Jove
Visualize
Contact Us
JoVE
x logofacebook logolinkedin logoyoutube logo
ABOUT JoVE
OverviewLeadershipBlogJoVE Help Center
AUTHORS
Publishing ProcessEditorial BoardScope & PoliciesPeer ReviewFAQSubmit
LIBRARIANS
TestimonialsSubscriptionsAccessResourcesLibrary Advisory BoardFAQ
RESEARCH
JoVE JournalMethods CollectionsJoVE Encyclopedia of ExperimentsArchive
EDUCATION
JoVE CoreJoVE BusinessJoVE Science EducationJoVE Lab ManualFaculty Resource CenterFaculty Site
Terms & Conditions of Use
Privacy Policy
Policies

Related Experiment Videos

Parallel dynamics and computational complexity of network growth models.

Benjamin Machta1, Jonathan Machta

  • 1Department of Physics, University of Massachusetts, Amherst, Massachusetts 01003-3720, USA.

Physical Review. E, Statistical, Nonlinear, and Soft Matter Physics
|March 24, 2005
PubMed
Summary
This summary is machine-generated.

Related Concept Videos

You might also read

Related Articles

Articles linked to this work by shared authors, journal, and citation graph.

Sort by
Same author

PROTEIN-PROTEIN INTERACTION NETWORKS CAN BE HIGHLY SENSITIVE TO THE MEMBRANE PHASE TRANSITION.

bioRxiv : the preprint server for biology·2025
Same author

Behavior of Ising spins and ecological oscillators on dynamically rewired small-world networks.

Physical review. E·2025
Same author

The membrane transition strongly enhances biopolymer condensation through prewetting.

bioRxiv : the preprint server for biology·2024
Same author

Optimal schedules for annealing algorithms.

Physical review. E·2024
Same author

Variation in Avian Predation Pressure as a Driver for the Diversification of Periodical Cicada Broods.

The American naturalist·2024
Same author

Modeling and prediction of phase shifts in noisy two-cycle oscillations.

Journal of mathematical biology·2023

Parallel algorithms efficiently generate growing network models.
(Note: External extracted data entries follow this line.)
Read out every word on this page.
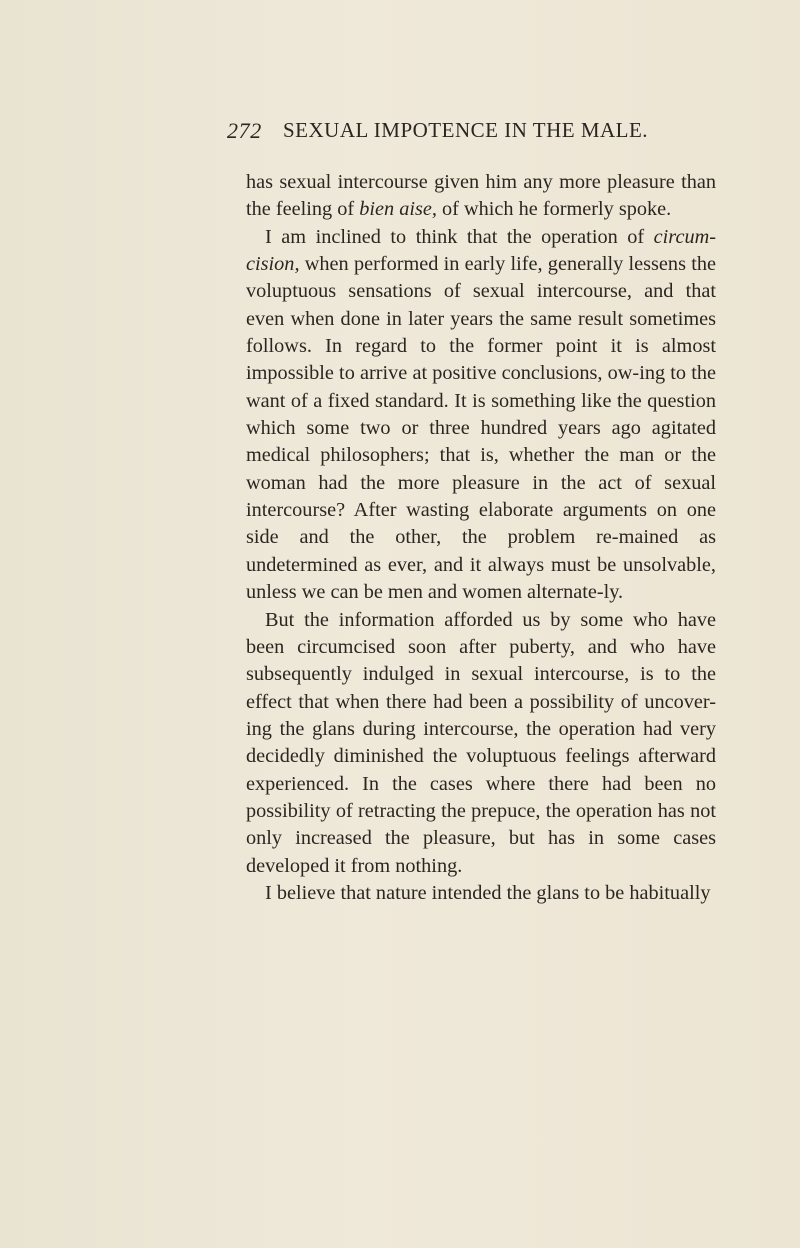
272 SEXUAL IMPOTENCE IN THE MALE.

has sexual intercourse given him any more pleasure than the feeling of bien aise, of which he formerly spoke.

I am inclined to think that the operation of circum-cision, when performed in early life, generally lessens the voluptuous sensations of sexual intercourse, and that even when done in later years the same result sometimes follows. In regard to the former point it is almost impossible to arrive at positive conclusions, ow-ing to the want of a fixed standard. It is something like the question which some two or three hundred years ago agitated medical philosophers; that is, whether the man or the woman had the more pleasure in the act of sexual intercourse? After wasting elaborate arguments on one side and the other, the problem re-mained as undetermined as ever, and it always must be unsolvable, unless we can be men and women alternate-ly.

But the information afforded us by some who have been circumcised soon after puberty, and who have subsequently indulged in sexual intercourse, is to the effect that when there had been a possibility of uncover-ing the glans during intercourse, the operation had very decidedly diminished the voluptuous feelings afterward experienced. In the cases where there had been no possibility of retracting the prepuce, the operation has not only increased the pleasure, but has in some cases developed it from nothing.

I believe that nature intended the glans to be habitually
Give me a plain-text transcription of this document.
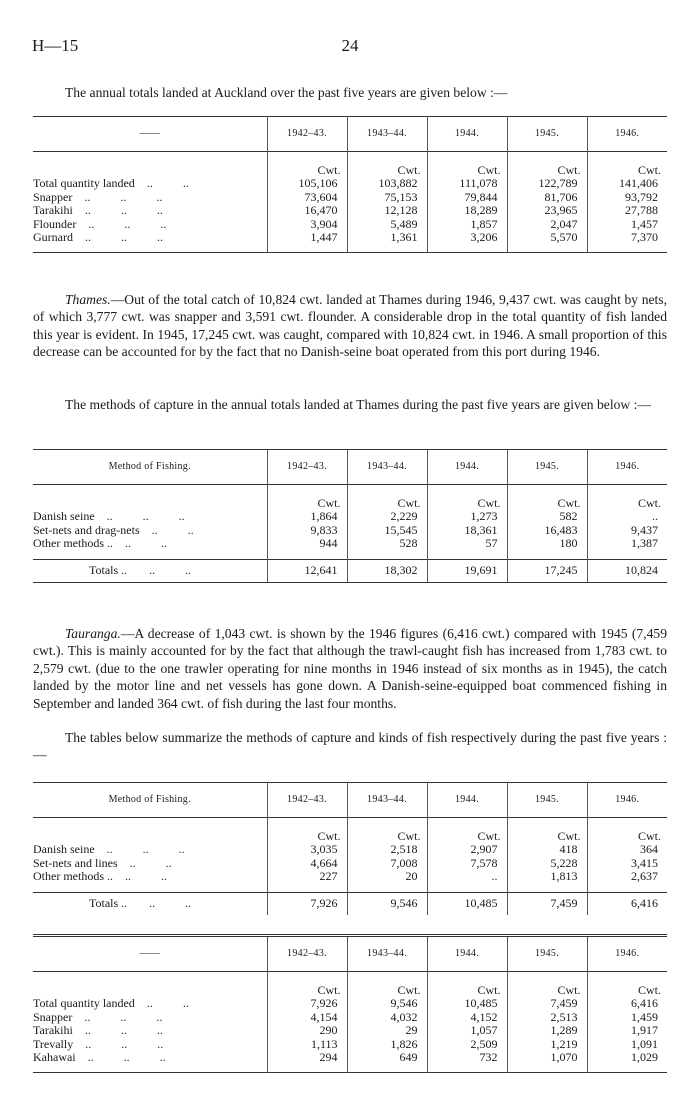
H—15	24

The annual totals landed at Auckland over the past five years are given below :—

——	1942–43.	1943–44.	1944.	1945.	1946.

	Cwt.	Cwt.	Cwt.	Cwt.	Cwt.
Total quantity landed ..          ..	105,106	103,882	111,078	122,789	141,406
Snapper ..          ..          ..	73,604	75,153	79,844	81,706	93,792
Tarakihi ..          ..          ..	16,470	12,128	18,289	23,965	27,788
Flounder ..          ..          ..	3,904	5,489	1,857	2,047	1,457
Gurnard ..          ..          ..	1,447	1,361	3,206	5,570	7,370

Thames.—Out of the total catch of 10,824 cwt. landed at Thames during 1946, 9,437 cwt. was caught by nets, of which 3,777 cwt. was snapper and 3,591 cwt. flounder. A considerable drop in the total quantity of fish landed this year is evident. In 1945, 17,245 cwt. was caught, compared with 10,824 cwt. in 1946. A small proportion of this decrease can be accounted for by the fact that no Danish-seine boat operated from this port during 1946.

The methods of capture in the annual totals landed at Thames during the past five years are given below :—

Method of Fishing.	1942–43.	1943–44.	1944.	1945.	1946.

	Cwt.	Cwt.	Cwt.	Cwt.	Cwt.
Danish seine ..          ..          ..	1,864	2,229	1,273	582	..
Set-nets and drag-nets ..          ..	9,833	15,545	18,361	16,483	9,437
Other methods .. ..          ..	944	528	57	180	1,387

Totals .. ..          ..	12,641	18,302	19,691	17,245	10,824

Tauranga.—A decrease of 1,043 cwt. is shown by the 1946 figures (6,416 cwt.) compared with 1945 (7,459 cwt.). This is mainly accounted for by the fact that although the trawl-caught fish has increased from 1,783 cwt. to 2,579 cwt. (due to the one trawler operating for nine months in 1946 instead of six months as in 1945), the catch landed by the motor line and net vessels has gone down. A Danish-seine-equipped boat commenced fishing in September and landed 364 cwt. of fish during the last four months.

The tables below summarize the methods of capture and kinds of fish respectively during the past five years :—

Method of Fishing.	1942–43.	1943–44.	1944.	1945.	1946.

	Cwt.	Cwt.	Cwt.	Cwt.	Cwt.
Danish seine ..          ..          ..	3,035	2,518	2,907	418	364
Set-nets and lines ..          ..	4,664	7,008	7,578	5,228	3,415
Other methods .. ..          ..	227	20	..	1,813	2,637

Totals .. ..          ..	7,926	9,546	10,485	7,459	6,416
——	1942–43.	1943–44.	1944.	1945.	1946.

	Cwt.	Cwt.	Cwt.	Cwt.	Cwt.
Total quantity landed ..          ..	7,926	9,546	10,485	7,459	6,416
Snapper ..          ..          ..	4,154	4,032	4,152	2,513	1,459
Tarakihi ..          ..          ..	290	29	1,057	1,289	1,917
Trevally ..          ..          ..	1,113	1,826	2,509	1,219	1,091
Kahawai ..          ..          ..	294	649	732	1,070	1,029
For power-law exponents greater than one, constant time is achieved, while less than one requires logarithmic time, revealing minimal network depth.

Area of Science:

  • Computational complexity theory
  • Network science
  • Parallel algorithms

Background:

  • Growing network models are fundamental in understanding complex systems.
  • Preferential attachment rules govern network evolution, influencing structure and dynamics.
  • Assessing the computational cost of generating these networks is crucial for scalability.

Purpose of the Study:

  • To investigate the parallel computational complexity and depth of growing network models.
  • To analyze the impact of preferential attachment rules on network generation efficiency.
  • To identify algorithmic strategies for rapid parallel generation of these networks.

Main Methods:

  • Development and analysis of parallel algorithms for network generation.
  • Study of preferential attachment rules with varying power-law exponents (alpha).

Related Experiment Videos

  • Examination of computational depth and time complexity for different alpha regimes.
  • Main Results:

    • Distinct algorithms are required for sublinear (0 <= alpha < 1) and superlinear (alpha > 1) cases.
    • A discontinuous transition in parallel complexity occurs at alpha = 1, coinciding with scale-free network emergence.
    • Constant parallel time is achieved for alpha > 1, while logarithmic time is needed for 0 <= alpha < 1.

    Conclusions:

    • Growing networks generated via preferential attachment exhibit low parallel computational complexity.
    • Despite sequential growth rules, these networks demonstrate minimal depth and history dependence.
    • Efficient parallel generation is feasible, with complexity dictated by the preferential attachment exponent.